|New home of the American Legion Post #409 in Weston. Raymond Bechstein (left) chats in the new legion hall. (Photos: Aaron Carpenter/Sentinel-Tribune)
WESTON - Freed from a dingy, cramped site which held only 40 people, members of Weston American Legion Post 409 and its auxiliary have spread their wings in a bright, spacious building they are proud to share with the community.
The post, which has 57 members, and its auxiliary, with more than 60 women, recently held an open house to show local residents all the renovations done to the former Sky Bank building on the corner of Main and Mill streets.
Valued at $100,000, the building was purchased from Huntington Bank in July, 2008 for $50,000. Huntington donated half the cost of the building to the post which had been saving money toward a new site.
Auxiliary Treasurer Danelle Langley said the post is continuing to offer dinners to the community, using any profits to pay for renovations.
Remodeling projects have included removing bank teller counters, installing a new wooden floor and using the open space to hold 80 to 100 people for dinners, meetings and other events; adding a large kitchen; changing the drive-through space into a tiled stove area; and adding a former bowling alley as a wide countertop for serving food.
Not only did the post more than double the size of its meeting space, but the kitchen is two to three times larger than its former one.
The bank's large safe may eventually be used as a display area with glass cases, and two small rooms currently used for storage will become offices for the post and auxiliary. A handicapped-accessible restroom is being added.

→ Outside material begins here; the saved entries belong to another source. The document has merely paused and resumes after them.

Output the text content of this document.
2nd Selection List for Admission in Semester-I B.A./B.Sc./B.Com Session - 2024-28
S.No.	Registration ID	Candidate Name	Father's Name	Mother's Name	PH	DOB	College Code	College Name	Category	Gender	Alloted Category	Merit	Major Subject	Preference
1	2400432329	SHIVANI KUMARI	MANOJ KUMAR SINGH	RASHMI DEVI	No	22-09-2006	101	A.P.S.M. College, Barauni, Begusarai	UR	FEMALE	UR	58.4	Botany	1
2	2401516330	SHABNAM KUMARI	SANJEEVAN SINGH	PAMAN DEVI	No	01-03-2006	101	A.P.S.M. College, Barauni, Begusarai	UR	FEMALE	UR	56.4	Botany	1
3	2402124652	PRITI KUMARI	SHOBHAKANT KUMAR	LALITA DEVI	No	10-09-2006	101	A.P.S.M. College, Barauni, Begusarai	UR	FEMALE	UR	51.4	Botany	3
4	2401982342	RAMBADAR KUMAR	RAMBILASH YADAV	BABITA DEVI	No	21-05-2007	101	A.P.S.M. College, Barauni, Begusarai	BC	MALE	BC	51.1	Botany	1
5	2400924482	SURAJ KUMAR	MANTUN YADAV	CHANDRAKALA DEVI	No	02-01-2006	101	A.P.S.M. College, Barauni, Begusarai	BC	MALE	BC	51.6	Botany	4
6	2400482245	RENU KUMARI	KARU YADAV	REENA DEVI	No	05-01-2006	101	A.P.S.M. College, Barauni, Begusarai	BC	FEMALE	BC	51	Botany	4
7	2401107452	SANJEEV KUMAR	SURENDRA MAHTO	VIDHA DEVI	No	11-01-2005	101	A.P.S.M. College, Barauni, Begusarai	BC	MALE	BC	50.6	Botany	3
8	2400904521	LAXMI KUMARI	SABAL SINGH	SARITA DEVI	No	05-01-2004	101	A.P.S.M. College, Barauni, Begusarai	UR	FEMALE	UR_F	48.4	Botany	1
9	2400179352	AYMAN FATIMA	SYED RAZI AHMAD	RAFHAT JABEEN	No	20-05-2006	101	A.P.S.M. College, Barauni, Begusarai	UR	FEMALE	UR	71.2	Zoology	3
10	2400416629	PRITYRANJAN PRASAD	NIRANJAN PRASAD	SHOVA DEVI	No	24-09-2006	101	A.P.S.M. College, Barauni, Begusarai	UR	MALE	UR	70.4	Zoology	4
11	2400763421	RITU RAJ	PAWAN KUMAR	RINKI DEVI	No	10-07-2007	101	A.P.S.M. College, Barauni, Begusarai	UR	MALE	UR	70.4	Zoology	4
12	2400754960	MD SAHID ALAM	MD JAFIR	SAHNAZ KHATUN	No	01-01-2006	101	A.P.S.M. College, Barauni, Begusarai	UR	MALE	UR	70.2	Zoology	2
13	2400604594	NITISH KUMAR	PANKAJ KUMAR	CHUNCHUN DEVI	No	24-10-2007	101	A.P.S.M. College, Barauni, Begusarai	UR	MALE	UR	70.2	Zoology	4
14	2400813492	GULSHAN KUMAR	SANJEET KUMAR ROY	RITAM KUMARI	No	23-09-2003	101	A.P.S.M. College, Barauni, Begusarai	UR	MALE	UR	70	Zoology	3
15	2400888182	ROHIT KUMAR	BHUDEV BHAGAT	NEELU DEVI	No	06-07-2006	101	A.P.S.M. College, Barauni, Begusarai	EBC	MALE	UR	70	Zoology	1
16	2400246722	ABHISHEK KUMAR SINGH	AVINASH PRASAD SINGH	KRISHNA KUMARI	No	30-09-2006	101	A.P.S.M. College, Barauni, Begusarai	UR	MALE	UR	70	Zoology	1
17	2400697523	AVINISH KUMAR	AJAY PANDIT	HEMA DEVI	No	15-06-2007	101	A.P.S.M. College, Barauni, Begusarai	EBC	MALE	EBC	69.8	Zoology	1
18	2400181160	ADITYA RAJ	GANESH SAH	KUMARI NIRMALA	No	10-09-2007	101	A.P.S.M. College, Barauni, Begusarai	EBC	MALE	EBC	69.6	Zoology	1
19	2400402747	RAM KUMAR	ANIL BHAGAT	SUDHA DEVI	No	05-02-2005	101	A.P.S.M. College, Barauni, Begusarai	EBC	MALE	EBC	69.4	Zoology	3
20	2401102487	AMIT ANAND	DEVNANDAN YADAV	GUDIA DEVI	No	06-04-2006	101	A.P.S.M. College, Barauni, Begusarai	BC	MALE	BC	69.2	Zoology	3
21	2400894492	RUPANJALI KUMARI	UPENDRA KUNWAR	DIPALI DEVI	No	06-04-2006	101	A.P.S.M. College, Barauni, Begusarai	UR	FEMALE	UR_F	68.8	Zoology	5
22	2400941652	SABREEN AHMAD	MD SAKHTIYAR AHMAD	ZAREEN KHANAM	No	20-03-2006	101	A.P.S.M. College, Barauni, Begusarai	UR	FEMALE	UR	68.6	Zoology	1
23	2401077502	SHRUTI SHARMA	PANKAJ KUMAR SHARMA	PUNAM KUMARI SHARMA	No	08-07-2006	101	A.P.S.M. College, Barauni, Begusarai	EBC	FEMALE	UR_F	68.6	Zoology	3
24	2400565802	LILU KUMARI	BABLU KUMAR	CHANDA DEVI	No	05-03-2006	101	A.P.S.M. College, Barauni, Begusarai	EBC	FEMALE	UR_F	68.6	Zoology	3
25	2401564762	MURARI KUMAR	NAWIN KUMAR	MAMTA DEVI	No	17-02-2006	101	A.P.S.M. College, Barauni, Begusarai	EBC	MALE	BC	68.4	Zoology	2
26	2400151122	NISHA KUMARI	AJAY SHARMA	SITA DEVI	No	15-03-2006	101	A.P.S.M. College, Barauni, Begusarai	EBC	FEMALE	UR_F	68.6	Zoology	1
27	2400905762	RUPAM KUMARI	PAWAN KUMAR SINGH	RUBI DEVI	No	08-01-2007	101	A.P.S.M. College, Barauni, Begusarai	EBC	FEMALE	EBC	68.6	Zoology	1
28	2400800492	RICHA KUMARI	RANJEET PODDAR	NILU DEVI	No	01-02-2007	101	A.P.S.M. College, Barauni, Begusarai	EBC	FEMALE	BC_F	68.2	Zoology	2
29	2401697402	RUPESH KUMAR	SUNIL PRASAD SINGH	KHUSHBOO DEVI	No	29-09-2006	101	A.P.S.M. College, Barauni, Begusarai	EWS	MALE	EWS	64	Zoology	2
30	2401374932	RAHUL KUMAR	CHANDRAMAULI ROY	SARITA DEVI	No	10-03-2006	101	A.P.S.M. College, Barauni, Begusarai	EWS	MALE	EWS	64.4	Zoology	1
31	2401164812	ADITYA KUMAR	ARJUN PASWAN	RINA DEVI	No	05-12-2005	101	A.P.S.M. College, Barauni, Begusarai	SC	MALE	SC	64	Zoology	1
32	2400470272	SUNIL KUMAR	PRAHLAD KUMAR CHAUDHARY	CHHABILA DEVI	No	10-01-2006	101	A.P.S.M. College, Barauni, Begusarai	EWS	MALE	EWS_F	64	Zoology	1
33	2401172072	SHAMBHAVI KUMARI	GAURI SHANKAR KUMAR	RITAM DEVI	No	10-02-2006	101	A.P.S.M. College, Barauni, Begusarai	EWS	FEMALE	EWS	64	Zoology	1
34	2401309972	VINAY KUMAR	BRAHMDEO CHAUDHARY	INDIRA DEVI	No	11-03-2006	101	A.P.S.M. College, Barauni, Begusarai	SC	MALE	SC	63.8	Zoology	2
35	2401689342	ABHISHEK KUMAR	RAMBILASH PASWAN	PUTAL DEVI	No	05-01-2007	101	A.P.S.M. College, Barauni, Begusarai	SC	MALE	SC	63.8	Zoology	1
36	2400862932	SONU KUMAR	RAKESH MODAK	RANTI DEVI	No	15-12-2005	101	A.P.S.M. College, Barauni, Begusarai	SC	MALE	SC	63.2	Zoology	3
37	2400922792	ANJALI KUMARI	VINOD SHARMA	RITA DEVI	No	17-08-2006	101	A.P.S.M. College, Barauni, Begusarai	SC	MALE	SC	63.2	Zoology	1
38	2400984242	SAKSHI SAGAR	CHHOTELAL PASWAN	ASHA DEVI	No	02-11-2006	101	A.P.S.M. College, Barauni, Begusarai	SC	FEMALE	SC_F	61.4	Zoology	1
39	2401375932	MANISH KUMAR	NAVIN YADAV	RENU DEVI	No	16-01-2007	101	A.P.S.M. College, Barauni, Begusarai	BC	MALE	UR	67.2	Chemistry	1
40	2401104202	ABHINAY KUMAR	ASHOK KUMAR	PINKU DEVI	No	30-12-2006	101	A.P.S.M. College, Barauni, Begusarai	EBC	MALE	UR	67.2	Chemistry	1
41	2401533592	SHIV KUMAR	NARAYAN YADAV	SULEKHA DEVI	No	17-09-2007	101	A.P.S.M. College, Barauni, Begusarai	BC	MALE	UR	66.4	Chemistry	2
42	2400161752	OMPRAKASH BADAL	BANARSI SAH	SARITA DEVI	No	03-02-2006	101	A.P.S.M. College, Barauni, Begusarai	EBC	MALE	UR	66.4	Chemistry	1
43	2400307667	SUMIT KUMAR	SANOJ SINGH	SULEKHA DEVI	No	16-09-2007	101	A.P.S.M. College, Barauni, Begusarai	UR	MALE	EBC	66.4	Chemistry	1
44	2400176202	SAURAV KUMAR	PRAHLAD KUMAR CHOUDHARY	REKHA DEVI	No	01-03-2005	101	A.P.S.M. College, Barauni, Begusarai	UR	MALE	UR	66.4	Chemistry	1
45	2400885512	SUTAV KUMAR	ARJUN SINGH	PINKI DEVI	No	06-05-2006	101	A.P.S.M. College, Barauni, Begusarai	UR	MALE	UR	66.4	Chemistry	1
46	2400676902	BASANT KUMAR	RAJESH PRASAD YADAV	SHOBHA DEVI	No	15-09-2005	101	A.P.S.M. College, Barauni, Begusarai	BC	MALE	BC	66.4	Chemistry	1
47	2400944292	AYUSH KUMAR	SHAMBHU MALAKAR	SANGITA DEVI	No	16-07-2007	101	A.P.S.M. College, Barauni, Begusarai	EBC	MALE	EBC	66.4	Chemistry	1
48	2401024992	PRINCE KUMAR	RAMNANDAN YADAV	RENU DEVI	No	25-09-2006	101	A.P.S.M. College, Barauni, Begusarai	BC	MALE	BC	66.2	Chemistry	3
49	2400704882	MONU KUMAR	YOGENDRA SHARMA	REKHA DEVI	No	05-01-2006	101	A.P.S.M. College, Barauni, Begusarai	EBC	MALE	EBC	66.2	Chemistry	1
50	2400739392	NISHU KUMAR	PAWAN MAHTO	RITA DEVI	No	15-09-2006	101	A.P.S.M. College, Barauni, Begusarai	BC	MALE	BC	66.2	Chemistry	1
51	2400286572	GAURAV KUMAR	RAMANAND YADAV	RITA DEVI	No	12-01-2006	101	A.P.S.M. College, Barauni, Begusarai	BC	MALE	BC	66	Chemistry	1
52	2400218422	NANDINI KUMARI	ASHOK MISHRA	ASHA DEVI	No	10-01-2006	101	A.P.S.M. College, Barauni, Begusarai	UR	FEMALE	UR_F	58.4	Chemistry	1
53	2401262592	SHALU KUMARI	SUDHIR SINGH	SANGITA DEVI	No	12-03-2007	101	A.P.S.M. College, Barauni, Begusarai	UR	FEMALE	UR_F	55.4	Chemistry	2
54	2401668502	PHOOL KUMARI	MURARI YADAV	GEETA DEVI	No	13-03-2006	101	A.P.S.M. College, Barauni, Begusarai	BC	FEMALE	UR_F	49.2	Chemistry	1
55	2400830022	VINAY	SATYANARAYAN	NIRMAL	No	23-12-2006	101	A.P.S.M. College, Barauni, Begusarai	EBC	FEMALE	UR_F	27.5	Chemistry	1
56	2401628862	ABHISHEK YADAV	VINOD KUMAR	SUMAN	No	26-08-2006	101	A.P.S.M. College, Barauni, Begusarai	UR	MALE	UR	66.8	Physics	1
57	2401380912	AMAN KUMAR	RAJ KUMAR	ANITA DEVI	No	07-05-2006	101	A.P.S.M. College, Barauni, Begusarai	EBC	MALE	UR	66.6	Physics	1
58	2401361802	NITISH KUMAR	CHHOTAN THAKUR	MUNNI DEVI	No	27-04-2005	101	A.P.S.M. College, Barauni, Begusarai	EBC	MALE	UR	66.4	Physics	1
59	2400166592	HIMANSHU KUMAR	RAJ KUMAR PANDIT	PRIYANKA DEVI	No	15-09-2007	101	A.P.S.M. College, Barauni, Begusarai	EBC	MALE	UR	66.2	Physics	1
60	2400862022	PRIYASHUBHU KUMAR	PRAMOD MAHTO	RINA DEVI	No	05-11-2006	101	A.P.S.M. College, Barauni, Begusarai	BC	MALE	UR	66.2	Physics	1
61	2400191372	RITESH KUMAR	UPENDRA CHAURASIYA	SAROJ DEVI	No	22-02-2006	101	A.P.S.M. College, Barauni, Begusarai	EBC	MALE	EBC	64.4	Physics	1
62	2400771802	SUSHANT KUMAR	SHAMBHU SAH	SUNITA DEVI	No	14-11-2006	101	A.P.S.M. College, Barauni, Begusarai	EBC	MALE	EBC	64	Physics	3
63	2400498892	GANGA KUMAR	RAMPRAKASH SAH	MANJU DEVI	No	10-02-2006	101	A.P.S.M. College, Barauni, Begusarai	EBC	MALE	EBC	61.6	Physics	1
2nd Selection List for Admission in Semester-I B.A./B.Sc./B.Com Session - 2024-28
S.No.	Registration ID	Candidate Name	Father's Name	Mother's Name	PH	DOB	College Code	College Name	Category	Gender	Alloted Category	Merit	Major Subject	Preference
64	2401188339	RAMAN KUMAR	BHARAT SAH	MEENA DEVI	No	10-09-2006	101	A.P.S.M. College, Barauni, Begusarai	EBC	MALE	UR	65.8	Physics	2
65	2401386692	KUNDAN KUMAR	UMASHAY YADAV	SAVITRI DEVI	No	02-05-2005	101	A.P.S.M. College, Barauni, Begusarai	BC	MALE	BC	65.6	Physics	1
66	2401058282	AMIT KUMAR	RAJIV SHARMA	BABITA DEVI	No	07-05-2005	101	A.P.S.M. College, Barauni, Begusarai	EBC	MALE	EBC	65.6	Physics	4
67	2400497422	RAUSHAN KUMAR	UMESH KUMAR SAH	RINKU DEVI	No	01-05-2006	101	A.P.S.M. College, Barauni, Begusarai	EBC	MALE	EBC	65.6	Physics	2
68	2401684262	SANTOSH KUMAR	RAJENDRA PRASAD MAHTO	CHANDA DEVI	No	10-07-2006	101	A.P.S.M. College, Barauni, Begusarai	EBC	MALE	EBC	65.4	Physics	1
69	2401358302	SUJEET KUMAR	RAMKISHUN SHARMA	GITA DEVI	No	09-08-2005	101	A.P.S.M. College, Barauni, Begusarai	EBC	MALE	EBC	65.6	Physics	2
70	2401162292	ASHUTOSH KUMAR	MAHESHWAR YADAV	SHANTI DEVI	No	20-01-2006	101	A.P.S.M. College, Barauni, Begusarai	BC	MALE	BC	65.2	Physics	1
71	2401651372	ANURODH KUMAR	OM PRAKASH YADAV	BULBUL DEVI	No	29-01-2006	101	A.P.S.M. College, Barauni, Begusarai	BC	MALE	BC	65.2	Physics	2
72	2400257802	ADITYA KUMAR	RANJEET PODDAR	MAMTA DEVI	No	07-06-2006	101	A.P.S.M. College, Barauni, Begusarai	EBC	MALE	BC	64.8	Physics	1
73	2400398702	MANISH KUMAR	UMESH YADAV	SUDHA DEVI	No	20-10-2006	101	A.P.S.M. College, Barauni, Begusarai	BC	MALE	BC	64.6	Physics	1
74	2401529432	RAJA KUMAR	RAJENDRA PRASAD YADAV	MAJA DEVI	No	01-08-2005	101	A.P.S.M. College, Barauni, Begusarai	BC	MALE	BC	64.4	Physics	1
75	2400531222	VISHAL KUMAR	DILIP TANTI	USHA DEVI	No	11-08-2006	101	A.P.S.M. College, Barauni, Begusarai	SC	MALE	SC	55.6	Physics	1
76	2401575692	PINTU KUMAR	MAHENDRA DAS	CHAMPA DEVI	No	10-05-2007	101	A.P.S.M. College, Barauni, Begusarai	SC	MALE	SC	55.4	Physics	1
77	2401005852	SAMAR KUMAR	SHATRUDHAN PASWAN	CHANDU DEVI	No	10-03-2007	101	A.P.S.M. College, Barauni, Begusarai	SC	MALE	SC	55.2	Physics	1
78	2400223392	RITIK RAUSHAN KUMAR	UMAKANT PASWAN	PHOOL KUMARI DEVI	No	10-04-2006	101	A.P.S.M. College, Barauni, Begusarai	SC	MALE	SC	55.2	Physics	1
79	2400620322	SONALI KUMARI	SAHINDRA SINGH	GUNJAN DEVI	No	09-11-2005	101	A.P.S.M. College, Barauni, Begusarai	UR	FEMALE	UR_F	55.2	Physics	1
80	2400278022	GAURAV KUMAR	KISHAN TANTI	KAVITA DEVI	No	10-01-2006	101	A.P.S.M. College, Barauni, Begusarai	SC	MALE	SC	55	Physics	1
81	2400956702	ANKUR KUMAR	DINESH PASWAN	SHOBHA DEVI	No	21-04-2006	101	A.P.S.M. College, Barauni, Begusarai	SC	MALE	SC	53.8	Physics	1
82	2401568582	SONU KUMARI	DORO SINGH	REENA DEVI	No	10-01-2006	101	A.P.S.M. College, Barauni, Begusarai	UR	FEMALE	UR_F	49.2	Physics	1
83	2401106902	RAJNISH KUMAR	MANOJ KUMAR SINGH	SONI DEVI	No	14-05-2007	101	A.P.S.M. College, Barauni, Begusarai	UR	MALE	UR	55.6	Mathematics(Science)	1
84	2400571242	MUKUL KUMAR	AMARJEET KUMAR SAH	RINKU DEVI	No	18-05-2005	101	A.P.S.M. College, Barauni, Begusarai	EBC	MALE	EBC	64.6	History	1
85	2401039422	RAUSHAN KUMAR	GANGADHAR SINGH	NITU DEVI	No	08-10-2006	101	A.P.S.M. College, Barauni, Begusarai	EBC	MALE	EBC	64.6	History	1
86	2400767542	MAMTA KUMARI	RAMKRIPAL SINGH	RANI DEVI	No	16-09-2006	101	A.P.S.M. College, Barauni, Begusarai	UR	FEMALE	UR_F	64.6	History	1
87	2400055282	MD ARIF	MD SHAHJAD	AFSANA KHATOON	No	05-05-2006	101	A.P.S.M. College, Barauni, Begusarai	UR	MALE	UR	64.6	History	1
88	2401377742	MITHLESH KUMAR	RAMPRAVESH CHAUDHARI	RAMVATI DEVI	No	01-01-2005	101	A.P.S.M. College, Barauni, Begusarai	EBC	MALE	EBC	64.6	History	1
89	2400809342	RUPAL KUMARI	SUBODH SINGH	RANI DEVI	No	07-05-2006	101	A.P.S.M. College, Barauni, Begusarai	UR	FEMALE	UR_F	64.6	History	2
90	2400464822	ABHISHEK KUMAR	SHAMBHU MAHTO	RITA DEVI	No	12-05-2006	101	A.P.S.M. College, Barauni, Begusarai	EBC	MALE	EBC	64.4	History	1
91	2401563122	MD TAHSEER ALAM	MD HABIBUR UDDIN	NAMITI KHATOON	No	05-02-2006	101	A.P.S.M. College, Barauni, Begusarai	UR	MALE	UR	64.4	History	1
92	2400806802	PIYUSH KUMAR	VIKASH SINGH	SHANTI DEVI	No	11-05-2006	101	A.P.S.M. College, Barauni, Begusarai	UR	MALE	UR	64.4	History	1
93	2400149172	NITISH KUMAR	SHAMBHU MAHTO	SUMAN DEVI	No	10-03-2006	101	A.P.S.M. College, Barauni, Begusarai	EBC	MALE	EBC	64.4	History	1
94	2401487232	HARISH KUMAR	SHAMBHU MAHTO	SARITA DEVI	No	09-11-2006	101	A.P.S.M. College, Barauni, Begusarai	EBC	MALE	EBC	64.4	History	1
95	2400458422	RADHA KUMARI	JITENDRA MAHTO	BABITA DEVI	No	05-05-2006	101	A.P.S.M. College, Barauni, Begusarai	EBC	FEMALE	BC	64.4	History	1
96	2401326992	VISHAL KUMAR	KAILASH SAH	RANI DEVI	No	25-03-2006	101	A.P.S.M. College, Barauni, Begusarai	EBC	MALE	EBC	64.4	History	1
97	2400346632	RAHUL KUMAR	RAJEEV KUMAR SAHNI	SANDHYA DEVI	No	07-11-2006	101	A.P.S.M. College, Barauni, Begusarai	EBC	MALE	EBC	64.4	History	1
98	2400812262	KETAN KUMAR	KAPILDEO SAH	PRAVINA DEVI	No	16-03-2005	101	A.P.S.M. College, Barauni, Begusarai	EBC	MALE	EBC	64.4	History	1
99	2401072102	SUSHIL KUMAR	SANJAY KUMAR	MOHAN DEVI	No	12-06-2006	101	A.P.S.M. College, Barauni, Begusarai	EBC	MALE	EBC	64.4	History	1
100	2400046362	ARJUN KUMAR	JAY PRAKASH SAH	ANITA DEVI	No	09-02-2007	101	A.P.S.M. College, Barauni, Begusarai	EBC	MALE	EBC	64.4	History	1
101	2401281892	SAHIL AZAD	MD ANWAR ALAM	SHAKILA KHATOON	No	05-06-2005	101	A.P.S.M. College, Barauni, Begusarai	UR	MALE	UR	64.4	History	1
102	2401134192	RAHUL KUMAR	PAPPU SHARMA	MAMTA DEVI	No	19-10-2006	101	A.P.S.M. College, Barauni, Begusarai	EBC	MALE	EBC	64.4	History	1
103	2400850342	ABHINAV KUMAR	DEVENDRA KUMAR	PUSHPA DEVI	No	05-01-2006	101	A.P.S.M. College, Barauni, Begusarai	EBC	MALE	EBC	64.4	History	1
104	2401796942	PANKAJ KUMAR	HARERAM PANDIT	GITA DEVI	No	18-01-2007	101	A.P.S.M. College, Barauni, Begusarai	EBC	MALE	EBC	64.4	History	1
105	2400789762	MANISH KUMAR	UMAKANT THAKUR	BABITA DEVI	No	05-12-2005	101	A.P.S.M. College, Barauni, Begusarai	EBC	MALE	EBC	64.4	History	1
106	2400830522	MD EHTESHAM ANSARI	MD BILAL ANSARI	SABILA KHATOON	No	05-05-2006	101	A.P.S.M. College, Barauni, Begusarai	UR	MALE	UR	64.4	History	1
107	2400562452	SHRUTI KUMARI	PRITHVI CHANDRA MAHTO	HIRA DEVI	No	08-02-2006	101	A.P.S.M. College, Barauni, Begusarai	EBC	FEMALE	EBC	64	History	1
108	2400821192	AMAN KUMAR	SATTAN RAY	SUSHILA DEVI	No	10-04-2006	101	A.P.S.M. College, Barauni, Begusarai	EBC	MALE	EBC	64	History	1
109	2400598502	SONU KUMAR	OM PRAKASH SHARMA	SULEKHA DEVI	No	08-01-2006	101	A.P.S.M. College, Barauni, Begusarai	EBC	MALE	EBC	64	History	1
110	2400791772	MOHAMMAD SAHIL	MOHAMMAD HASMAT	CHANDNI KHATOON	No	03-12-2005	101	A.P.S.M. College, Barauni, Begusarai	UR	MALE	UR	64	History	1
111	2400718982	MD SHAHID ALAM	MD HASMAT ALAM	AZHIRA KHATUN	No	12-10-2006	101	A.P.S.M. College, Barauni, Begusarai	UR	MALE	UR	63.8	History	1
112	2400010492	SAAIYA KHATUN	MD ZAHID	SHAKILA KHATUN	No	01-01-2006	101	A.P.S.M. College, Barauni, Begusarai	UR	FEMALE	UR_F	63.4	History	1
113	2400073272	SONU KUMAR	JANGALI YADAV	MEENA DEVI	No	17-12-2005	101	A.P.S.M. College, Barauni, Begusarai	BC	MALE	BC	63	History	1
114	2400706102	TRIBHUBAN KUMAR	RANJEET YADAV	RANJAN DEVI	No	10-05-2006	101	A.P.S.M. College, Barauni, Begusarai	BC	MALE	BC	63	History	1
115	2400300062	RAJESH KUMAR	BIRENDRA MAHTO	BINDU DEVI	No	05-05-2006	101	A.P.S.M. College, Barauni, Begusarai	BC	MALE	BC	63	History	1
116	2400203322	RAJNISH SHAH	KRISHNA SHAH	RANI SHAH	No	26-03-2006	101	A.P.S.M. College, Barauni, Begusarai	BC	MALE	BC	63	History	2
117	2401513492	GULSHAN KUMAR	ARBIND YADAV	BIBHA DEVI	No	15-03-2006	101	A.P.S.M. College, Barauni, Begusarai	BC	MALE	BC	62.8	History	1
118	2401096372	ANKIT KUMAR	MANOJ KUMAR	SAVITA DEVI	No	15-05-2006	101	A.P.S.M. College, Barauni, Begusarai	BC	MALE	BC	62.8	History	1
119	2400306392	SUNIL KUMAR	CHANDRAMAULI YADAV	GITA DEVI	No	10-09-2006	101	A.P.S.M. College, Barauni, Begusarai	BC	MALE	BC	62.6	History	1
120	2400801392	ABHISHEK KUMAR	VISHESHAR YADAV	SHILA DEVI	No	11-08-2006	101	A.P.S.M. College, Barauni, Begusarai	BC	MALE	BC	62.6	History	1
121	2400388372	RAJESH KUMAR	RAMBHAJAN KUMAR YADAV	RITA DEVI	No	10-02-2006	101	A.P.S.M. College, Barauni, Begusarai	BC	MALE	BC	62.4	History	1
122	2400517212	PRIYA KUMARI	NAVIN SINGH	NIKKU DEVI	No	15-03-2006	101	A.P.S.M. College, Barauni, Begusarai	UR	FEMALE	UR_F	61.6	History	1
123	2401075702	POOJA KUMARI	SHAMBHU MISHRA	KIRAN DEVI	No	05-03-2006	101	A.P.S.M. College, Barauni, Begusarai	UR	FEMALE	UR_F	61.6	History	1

According to Langley, all the renovation has been done by members themselves, including Commander Jim Grames, Robert Dickey, Nick and Mona Johnson and Ray Bechstein. The latter, who serves as first vice commander, added Robert Neiman, Nathan Grames and Dan Weaver to the list of renovators.
Langley said Jim Grames drove to Indiana to pick up the bowling alley countertop, which was purchased on-line, because it was cheaper than buying a new one. It is so wide, the cupboards underneath it can hold the roasters used to serve food.
Other items were purchased from eBay, at auctions and even a Subway restaurant for the three-sink unit used for dishes.
"It's nice to be able to hold county meetings and do a Veterans' Day dinner and not be crammed in a little place," said Langley. "It's all on one floor."
Post meetings are the first and third Tuesday of each month at 7 p.m. The auxiliary changed its meeting to the first Tuesday of the month to coincide with the post's. Auxiliary members gather in the bank's former front office for their meetings.
According to Bechstein, the move has enabled the post to increase its membership. He said it gained four new members already, with prospects for more.
"It's a much more desirable place for members to come to," he said. "We've done so much work in here. It makes a nice post here."
He is pleased it has been used as a polling site on election day for both village and township residents and expects that to continue.
The site can also be rented for meetings, dinners and other gatherings.
Bechstein said the post's charter was signed by many World War I veterans, so he estimated the tiny former building might have been built in the early 1900s.
"I've been a member 50 years, and it was there many years before that," he said.